Mohammad Rasoulof nous offre un film puissant, où l’art cinématographique embrasse le souffle de la révolte. Réalisé dans des conditions de tournage extrêmes, en complète clandestinité, Les Graines du figuier sauvage n’est pas seulement un brûlot politique, mais un immense film de cinéma.
Couronné d’un curieux prix spécialement créé pour lui à Cannes, le film de Mohammad Rasoulof embarrasse toute tentative critique. Faut-il saluer, encore plus que pour un film lambda, sa technique irréprochable et son existence même puisqu’il a été confectionné dans des conditions inhabituelles, complexes et douloureuses ? Le risque de s’attarder sur l’engagement périlleux qu’a pris le réalisateur pour ce film, est évidemment d’évincer le film en soi. Cependant, Les Graines du figuier sauvage comprend lui-même ce hors-champ politique, qui déborde dans la fiction et la dicte même.
Une famille iranienne se disloque au moment où le père, récemment promu enquêteur pour le tribunal de Téhéran, perd son arme et soupçonne ses deux filles, Rezvan et Sana. Celles-ci ignorent la profession réelle de leur père, au moment où la jeunesse iranienne s’embrasse à la suite de la mort de Mahsa Amini, une étudiante tuée par les forces de l’ordre pour voir mal porté son voile.
Sorti le 18 septembre 2024, soit deux ans et deux jours après la mort de Mahsa Amini, ce film a bien failli ne pas exister. Depuis 2010, Mohammad Rasoulof, comme son compatriote cinéaste Jafar Panahi, alterne séjours en prison et nuits au commissariat pour « propagande hostile à la République d’Iran ». La théocratie autoritaire accepte mal la liberté artistique – et la liberté tout court. Le réalisateur, souvent primé en festival (Berlin et Cannes entre autres), ne reçoit jamais ses récompenses en main propre, incarcéré par le régime iranien. Il profite d’une période hors des barreaux pour tourner Les Graines du figuier sauvage en totale clandestinité il va sans dire.

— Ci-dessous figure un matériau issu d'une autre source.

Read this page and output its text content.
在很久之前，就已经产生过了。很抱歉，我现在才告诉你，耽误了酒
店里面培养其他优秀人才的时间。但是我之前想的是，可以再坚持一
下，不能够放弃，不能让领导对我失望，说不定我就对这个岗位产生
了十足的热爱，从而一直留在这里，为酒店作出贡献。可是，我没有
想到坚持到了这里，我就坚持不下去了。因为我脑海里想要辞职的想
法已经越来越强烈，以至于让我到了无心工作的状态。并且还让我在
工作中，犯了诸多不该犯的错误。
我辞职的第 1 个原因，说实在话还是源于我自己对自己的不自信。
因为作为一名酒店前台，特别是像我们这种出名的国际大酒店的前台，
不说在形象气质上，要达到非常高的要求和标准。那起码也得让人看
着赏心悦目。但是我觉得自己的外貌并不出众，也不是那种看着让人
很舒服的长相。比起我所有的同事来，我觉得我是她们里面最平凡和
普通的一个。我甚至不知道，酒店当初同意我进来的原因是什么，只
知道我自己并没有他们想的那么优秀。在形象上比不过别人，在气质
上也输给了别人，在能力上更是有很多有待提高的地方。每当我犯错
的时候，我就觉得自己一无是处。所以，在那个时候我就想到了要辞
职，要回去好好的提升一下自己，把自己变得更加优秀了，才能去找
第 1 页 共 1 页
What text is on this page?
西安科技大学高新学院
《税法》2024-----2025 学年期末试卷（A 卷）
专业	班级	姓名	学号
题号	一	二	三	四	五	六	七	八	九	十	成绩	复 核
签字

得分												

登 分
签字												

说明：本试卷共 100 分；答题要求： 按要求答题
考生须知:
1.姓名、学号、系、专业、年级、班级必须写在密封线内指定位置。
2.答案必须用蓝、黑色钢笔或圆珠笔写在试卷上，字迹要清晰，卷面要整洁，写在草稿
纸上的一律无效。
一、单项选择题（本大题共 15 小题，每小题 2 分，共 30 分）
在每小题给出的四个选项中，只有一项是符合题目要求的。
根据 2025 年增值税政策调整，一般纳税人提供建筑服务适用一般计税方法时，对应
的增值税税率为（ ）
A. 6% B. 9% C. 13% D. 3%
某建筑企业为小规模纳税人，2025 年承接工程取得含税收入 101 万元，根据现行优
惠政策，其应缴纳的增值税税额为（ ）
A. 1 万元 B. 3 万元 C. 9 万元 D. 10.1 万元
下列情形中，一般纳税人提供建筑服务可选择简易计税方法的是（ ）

Tourner sans l’accord du régime iranien, et sans voile pour les femmes, signifie la prison pour l’équipe du film. Mohammad Rasoulof dut parfois diriger ses acteurs à distance pour les scènes extérieures, ou camouflé. Les acteurs ne furent informer que tardivement du nom du réalisateur, certains se désistèrent en début de tournage, par peur des représailles. Les membres de l’équipe technique, nécessairement réduite, sont choisis en fonction de leurs compétences autant que pour leurs valeurs : risquent-ils de trahir l’équipe ? Acceptent-ils de prendre des risques ? Outre ce chemin de croix éreintant, le tournage s’accompagne de précautions à chaque instant. Une fois tournées, les scènes sont envoyées à l’étranger pour être sauvegardées.
Pourtant, alors qu’un film clandestin pourrait évoquer des images tournées à la va-vite au smartphone, des incohérences de montage et un récit fragmenté, Mohammad Rasoulof a l’audace de faire un film techniquement sublime et irréprochable.
Les Graines du figuier sauvage est un film d’une maitrise à couper le souffle. La tension s’accroit plan par plan. Choisi sûrement ave stratégie dans un contexte de tournage difficile, le huis clos permet de scinder la famille en deux et de révéler la révolte qui gronde. Les femmes sont reléguées à l’espace domestique, et l’homme, au lieu de pouvoir.
Seulement, l’extérieur s’immisce par les bruits derrière les fenêtres, par les réseaux sociaux qui contredisent le discours officiel de la télévision. La mère de famille (époustouflante Soheila Golestani ) se raccroche au mensonge de l’Etat, se repliant peu à peu sur ses mensonges à mesure que ses deux filles s’émancipent, poussées par l’élan contestataire de leur génération. Ce n’est donc pas un hasard si, symboliquement, la dernière partie du film se déploie à l’extérieur.
Bien que le huis clos resurgisse par à-coups dans la partie finale, comme un écho au régime iranien qui tente sans cesse d’emprisonner sa population, la famille ne peut résister à l’appel pressant du dehors. Le réel est là, et le vieux monde en ruine présent dans le décor s’effondrera un jour.
Additionné à ce scénario aux implications politiques déjà évidentes, le montage insère dans la fiction des images réelles des manifestations lancées par les femmes iraniennes en 2022. L’avant-dernière scène du film tombe dans un discret manichéisme, auquel répond la vérité des images du mouvement « Femme vie liberté ». Le pouvoir des hommes n’empêchera pas la rage des femmes. Témoin comme acteur du mouvement des femmes, Les Graines du figuier sauvage porte leur cri.